The point of all of this is that all these theorists talk about being specific, exact, using textual accuracy, and considerable patience to work out that accuracy, etc. Yet, they all place the Land of Promise in an area inconsistent with the very scriptures they use and quote and pay little attention to Mormon’s explanations though they claim to be using his words as a guide.
    So let us return to Mormon’s statement, made for clarification of the geographical setting of the Nephite and Lamanite lands and the seven questions or points made in his one statement in Alma 22:32)
(See the next post, “Why Mormon Gave So Many Geographical Details – Part II,” to see what Mormon meant and why these Mesoamerican theorists simply do not agree with Mormon’s descriptions and, therefore, his location of the Land of Promise)


  1. John Sorenson says he started with an internal map before trying to match to a land. His internal map actually looks far more like the Andes area than it does Mesoamerica. He even has North actually pointing North in his internal map- and if you leave it that way, you could almost overlay his internal map over the andes area. Here's a link to his internal map:

    It would appear that only after he could not make the internal map fit his predetermined Mesoamerica did he decide to change the cardinal directions. If he really had a legitimate basis for changing the cardinal directions - he should have changed them on his internal map too- but he didn't. In my opinion, his internal map fits Del's Andes model closer than it fits John's own Mesoamerican model.

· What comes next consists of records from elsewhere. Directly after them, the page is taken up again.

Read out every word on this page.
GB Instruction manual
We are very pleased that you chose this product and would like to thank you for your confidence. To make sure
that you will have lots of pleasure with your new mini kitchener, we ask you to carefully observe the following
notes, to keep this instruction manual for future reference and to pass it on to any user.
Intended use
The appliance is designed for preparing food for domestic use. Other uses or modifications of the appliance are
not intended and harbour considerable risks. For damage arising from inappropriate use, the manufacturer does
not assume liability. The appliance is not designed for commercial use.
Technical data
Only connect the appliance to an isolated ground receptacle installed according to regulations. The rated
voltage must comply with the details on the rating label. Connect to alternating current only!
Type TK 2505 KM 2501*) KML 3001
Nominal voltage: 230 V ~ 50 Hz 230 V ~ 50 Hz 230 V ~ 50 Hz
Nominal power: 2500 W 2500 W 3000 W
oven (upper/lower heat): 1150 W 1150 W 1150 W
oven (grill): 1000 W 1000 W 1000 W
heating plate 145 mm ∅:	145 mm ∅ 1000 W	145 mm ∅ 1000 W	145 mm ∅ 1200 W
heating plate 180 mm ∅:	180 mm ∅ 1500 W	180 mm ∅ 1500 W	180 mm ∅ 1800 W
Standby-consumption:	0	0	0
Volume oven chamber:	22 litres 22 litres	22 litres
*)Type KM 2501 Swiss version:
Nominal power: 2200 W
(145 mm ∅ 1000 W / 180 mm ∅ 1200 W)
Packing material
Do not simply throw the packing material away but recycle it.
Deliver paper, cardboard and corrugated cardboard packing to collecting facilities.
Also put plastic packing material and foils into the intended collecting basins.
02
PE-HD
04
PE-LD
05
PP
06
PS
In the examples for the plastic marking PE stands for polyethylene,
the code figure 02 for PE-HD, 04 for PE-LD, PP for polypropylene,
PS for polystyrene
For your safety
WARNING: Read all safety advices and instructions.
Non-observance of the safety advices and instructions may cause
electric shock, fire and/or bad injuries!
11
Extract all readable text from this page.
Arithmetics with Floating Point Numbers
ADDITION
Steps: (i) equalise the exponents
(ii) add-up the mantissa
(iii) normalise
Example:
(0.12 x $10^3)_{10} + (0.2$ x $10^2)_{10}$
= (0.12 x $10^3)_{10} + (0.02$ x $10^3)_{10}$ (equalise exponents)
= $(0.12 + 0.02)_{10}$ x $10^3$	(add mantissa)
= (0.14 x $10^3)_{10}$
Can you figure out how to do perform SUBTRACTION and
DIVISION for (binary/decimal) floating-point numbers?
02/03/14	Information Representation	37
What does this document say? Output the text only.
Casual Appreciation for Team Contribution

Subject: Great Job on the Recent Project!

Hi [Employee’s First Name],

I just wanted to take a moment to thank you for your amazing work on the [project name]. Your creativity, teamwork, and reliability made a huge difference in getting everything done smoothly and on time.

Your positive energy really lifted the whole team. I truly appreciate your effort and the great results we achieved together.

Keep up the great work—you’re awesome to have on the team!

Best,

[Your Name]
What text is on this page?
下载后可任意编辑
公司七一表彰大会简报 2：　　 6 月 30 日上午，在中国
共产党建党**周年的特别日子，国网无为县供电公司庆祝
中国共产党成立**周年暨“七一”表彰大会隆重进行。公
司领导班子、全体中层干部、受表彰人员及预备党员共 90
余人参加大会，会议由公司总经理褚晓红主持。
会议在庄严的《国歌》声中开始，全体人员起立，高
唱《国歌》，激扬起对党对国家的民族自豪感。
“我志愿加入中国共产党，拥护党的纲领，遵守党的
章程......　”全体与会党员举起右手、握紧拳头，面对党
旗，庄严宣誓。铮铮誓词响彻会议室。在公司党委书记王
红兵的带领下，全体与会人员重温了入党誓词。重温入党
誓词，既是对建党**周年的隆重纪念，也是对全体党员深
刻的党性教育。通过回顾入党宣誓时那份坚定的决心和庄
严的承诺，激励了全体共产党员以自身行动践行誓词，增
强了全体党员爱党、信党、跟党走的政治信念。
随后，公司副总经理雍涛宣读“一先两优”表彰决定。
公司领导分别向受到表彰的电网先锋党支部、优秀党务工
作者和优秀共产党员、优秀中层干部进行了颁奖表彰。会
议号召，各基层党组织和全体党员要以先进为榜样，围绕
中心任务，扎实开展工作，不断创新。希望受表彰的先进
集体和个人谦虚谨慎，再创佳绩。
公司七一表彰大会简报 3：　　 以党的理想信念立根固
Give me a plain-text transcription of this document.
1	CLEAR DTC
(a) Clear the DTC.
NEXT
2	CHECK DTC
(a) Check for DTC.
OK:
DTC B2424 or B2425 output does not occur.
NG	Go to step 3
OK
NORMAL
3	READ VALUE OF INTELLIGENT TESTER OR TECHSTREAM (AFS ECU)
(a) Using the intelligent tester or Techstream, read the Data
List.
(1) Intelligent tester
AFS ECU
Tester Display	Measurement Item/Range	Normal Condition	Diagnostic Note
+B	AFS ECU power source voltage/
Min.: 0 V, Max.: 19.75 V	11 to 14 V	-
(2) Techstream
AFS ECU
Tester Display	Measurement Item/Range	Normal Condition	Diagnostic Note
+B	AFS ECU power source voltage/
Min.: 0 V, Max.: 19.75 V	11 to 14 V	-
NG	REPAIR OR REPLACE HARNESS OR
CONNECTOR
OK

    1. Among the things I noticed about Sorenson's internal map is the narrow neck is only about 100 miles across. That is a little bit too wide but it is still less than the real narrow neck which is estimated at 75 miles or about half the distance of the Meso-Am narrow neck.

  2. In regards to John Sorenson changing the cardinal directions- Del has addressed in the blog how inaccurate that is. Nephi clearly knew the cardinal directions and wrote of them as they traveled to Bountiful (Salalah). It is also interesting to note that there is ample evidence that the mayans also knew the proper cardinal directions. Having visited Chichen Itza and Tulum, the architecture is even laid out using proper cardinal directions.

    From wikipedia "mesoamerican architecture": "the layout of most Mesoamerican cities seem to be influenced by the cardinal directions and their mythological and symbolic meanings in Mesoamerican culture."

    From wikipedia "maya architecture": "At the onset of large-scale construction, a predetermined axis was typically established in congruence with the cardinal directions"

    They mayans had specific glyphs for each cardinal direction:

    from sites about mayan astrology: "The foundation of Mayan cosmovision and astrology is the concept of the four cardinal directions and the center." ..." East, the primary cardinal direction, is the direction of the rising sun."

    I am not aware of any evidence whatsoever that the mayans used cardinal directions different than the North, East, South, West that we use today. I've read Sorensons books in detail and I don't recall him ever offing any evidence. Yet the Book of Mormon, the mayan history, and the mayan buildings themselves offer overwhelming evidence that they used proper cardinal directions. There is simply no justification for changing the cardinal directions 90 degrees and then claiming a location now fits the Book of Mormon lands. (even if you do believe the 90 degree flip, the map still does not fit the Book of Mormon description- when I used to study it, I could never figure out what this big chunk of land - the Yucatan was that was never mentioned in the Book of Mormon- and there are many other things that don't fit).

  3. It also amazes me that Nibley bought into and pushed the Mesoamerican theory. Why are highly educated people sometimes lacking in common sense?

    1. I believe the answer to that question erichard is they do not believe God can or would raise a continent up out of the ocean. Same is true of Noah's flood. You might say they are blinded by science.

      I've quizzed a number of BYU types over the years and that is what I've found. So I'm not surprised that Nibley et al would never accept a South American model. The next best is Meso America but it isn't even close much like the North American model.

      Only South American model fits perfectly but you have to believe scripture in order to accept it.

    2. That is the biggest challenge to the South American model- accepting that the entire Amazon basin was underwater and the Andes were not as prominent until Christ's death. It's a huge leap for most people. It was a stumbling block for me until I really asked myself, "Do you believe what Samuel the Lamanite prophesied or not? Do you believe the scriptures exaggerate or say exactly what they mean?"

      I've told friends before that I like the Andes model because it doesn't have to change anything in the scriptures to make it fit. Then they hear me explain the East Sea and they say, "Sounds like you had to change a lot to make it fit."

      People don't like accepting a geography that they can't fit "as is" on a current map. I almost feel that, despite Mormon's simple geographical details, the land was intentionally altered to be "hidden in plain sight" during the latter days. Faith had to be the key element of conversion, so perhaps the physical proof of the Book of Mormon had to be less obvious? Only when the Book of Mormon is accepted wholeheartedly, in every detail and exactly as written are eyes opened to see what consequently appears more obvious.

  4. Todd, excellent points. One thing we need to think about is why did God raise the continent up at the time of Christ. You mentioned to hide everything in plain sight. I like that and it makes sense.

    There is another reason too and that is in the last days we are taught in the scriptures there will be great tribulation on the people of the earth. I also think the Lord raised it up to protect the Lamanites during the tribulation. Many today live above 12,000 feet high in the mountains. By tucking the Lamanites away like that they are more likely to survive the coming tribulation so that they can be gathered at a later date.